Assim, o documento concentra propostas econômicas, sociais e políticas de alcance nacional e defende que mudanças consideradas essenciais sejam obtidas por meio da organização e da mobilização dos trabalhadores.
Salários e emprego O primeiro eixo trata da remuneração dos trabalhadores.
Entre as principais propostas estão a reposição integral das perdas salariais, um aumento emergencial de 50% e a adoção de uma escala móvel de salários.
Pela proposta, os vencimentos seriam reajustados automaticamente sempre que o custo de vida do trabalhador aumentasse 3%.
O programa também estabelece um salário mínimo vital de, pelo menos, R$ 7,5 mil, segundo o próprio documento.
O PCO também propõe um Bolsa Família de pelo menos um salário mínimo enquanto durar a situação que classifica como de “caos atual”, além do cancelamento das dívidas dos trabalhadores com o sistema financeiro.

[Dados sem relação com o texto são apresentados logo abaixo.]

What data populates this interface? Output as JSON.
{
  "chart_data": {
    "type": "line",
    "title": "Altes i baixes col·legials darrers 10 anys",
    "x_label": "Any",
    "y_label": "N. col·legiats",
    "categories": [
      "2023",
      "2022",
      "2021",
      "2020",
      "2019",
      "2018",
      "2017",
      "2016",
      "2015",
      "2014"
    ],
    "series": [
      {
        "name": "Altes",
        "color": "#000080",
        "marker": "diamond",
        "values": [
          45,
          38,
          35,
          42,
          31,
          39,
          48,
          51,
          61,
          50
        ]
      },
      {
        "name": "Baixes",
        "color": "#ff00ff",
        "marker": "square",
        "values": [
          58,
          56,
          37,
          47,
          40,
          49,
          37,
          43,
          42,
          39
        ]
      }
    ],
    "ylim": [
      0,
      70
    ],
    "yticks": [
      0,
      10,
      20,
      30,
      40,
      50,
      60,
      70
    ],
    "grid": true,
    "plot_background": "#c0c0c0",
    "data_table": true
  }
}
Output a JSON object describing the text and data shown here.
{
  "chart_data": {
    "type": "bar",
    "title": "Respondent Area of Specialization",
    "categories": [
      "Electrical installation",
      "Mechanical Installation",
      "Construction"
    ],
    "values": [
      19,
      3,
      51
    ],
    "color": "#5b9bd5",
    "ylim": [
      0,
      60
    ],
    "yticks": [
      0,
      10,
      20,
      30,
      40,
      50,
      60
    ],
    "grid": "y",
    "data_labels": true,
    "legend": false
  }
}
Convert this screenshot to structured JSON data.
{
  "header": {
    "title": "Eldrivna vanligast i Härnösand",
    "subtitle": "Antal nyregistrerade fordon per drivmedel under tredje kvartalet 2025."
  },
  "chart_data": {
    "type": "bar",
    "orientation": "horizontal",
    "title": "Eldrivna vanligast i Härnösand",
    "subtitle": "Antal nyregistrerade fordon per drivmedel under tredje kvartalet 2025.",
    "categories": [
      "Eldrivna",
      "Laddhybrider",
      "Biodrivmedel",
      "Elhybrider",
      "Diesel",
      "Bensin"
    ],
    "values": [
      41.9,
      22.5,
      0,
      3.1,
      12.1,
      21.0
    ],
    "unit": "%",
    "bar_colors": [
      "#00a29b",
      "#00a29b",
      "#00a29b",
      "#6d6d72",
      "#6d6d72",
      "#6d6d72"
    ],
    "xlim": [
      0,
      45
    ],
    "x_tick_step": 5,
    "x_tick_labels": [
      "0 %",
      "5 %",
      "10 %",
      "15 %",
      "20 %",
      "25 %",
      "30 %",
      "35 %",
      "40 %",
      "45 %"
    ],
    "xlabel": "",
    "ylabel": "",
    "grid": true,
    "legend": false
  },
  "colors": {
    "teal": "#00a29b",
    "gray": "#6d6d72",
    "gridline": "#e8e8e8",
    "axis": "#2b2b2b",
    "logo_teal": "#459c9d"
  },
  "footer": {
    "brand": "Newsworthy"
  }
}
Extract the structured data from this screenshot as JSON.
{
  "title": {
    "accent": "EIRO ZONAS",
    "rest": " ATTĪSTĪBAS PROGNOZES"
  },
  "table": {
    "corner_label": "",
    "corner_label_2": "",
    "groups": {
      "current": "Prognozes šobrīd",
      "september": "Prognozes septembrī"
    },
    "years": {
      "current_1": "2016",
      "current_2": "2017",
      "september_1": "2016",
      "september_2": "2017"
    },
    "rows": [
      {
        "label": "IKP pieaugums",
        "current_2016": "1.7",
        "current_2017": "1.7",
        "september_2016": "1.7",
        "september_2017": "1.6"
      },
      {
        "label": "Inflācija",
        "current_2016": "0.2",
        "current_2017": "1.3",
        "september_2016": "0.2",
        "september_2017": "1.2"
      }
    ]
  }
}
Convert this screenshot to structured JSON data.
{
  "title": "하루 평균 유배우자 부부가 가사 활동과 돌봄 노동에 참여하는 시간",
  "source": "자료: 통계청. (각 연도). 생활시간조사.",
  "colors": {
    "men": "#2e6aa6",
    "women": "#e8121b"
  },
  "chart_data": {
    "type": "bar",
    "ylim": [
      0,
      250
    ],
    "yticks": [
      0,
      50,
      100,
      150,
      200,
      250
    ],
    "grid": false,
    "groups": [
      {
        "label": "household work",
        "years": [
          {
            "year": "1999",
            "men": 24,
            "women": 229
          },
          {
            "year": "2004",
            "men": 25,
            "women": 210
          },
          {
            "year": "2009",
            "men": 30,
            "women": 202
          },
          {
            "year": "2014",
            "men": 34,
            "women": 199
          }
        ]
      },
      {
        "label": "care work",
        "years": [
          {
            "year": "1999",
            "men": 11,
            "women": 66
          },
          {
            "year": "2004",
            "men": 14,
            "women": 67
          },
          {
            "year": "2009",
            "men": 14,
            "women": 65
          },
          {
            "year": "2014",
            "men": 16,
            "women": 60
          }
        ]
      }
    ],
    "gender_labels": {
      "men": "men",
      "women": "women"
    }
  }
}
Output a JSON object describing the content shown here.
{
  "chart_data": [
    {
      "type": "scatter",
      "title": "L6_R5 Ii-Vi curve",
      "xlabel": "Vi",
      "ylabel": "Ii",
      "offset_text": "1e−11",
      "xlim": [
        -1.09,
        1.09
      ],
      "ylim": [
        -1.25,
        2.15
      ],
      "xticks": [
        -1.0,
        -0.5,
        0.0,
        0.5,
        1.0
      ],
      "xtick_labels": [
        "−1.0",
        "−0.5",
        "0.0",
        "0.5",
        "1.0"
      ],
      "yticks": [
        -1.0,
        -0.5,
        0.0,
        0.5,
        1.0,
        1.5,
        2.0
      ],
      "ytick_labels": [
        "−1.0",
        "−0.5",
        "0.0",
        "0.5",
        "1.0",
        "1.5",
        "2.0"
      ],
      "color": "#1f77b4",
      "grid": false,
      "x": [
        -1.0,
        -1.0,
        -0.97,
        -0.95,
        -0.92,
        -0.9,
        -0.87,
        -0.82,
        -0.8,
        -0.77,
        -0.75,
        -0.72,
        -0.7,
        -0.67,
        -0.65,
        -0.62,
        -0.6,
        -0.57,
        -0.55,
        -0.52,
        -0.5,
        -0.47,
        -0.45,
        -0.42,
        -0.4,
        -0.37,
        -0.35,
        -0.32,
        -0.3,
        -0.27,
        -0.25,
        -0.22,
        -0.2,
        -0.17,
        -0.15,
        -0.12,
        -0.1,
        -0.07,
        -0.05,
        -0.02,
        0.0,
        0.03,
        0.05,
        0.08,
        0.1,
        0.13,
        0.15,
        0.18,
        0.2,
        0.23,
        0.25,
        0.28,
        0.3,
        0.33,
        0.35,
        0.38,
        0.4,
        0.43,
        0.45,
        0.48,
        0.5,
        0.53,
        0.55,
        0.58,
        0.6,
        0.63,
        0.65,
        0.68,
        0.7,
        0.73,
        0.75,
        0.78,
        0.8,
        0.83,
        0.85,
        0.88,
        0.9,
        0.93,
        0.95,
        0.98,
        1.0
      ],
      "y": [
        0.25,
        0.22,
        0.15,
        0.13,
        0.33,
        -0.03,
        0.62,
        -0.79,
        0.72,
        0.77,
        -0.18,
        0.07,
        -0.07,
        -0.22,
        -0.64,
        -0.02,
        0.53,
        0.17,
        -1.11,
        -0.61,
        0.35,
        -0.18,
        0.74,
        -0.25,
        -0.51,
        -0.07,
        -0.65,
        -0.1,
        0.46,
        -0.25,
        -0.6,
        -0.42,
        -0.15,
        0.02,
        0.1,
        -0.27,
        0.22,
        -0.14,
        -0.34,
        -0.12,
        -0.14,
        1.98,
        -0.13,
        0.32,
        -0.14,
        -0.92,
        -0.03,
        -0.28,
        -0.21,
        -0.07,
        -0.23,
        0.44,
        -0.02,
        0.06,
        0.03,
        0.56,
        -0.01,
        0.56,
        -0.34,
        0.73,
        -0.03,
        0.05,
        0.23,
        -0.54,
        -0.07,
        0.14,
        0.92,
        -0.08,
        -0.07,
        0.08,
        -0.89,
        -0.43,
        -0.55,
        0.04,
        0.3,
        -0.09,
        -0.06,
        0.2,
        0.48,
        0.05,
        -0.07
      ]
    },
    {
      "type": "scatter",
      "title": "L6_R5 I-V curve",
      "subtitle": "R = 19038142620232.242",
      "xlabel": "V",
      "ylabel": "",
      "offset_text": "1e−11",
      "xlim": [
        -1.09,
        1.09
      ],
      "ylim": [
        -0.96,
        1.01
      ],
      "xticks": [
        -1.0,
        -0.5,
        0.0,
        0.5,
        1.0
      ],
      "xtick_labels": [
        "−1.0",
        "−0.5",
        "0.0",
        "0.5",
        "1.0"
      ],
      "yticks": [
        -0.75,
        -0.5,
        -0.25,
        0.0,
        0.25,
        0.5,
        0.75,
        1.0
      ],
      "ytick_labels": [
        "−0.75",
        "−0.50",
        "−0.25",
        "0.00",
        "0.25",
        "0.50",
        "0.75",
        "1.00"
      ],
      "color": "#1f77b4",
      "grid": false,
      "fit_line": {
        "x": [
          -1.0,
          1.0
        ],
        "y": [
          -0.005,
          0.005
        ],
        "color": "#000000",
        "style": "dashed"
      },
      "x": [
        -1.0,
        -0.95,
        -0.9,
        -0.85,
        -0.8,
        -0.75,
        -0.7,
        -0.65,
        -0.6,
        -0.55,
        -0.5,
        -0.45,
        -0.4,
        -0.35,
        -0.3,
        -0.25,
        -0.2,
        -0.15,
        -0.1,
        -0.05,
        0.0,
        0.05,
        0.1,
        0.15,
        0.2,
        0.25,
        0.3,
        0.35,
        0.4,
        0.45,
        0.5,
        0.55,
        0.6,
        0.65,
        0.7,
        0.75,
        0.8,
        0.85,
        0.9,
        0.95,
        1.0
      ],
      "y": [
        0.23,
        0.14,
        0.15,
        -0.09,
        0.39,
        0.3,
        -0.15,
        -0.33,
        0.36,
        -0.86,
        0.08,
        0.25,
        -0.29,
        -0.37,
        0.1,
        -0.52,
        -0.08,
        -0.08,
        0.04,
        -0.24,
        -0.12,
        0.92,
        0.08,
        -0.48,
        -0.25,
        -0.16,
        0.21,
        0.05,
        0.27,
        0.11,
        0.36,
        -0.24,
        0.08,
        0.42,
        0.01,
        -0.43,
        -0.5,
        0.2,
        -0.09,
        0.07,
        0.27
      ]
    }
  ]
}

No combate ao desemprego, a proposta é reduzir a jornada para 35 horas semanais, sem redução salarial.
O programa também defende a proibição das demissões e a ocupação e o controle dos trabalhadores sobre empresas que demitam ou ameacem fechar.
Para quem perder o emprego, o plano prevê seguro-desemprego equivalente ao último salário recebido, além da proibição de despejos e cortes de serviços essenciais.
Também propõe passe livre no transporte para desempregados e trabalhadores informais.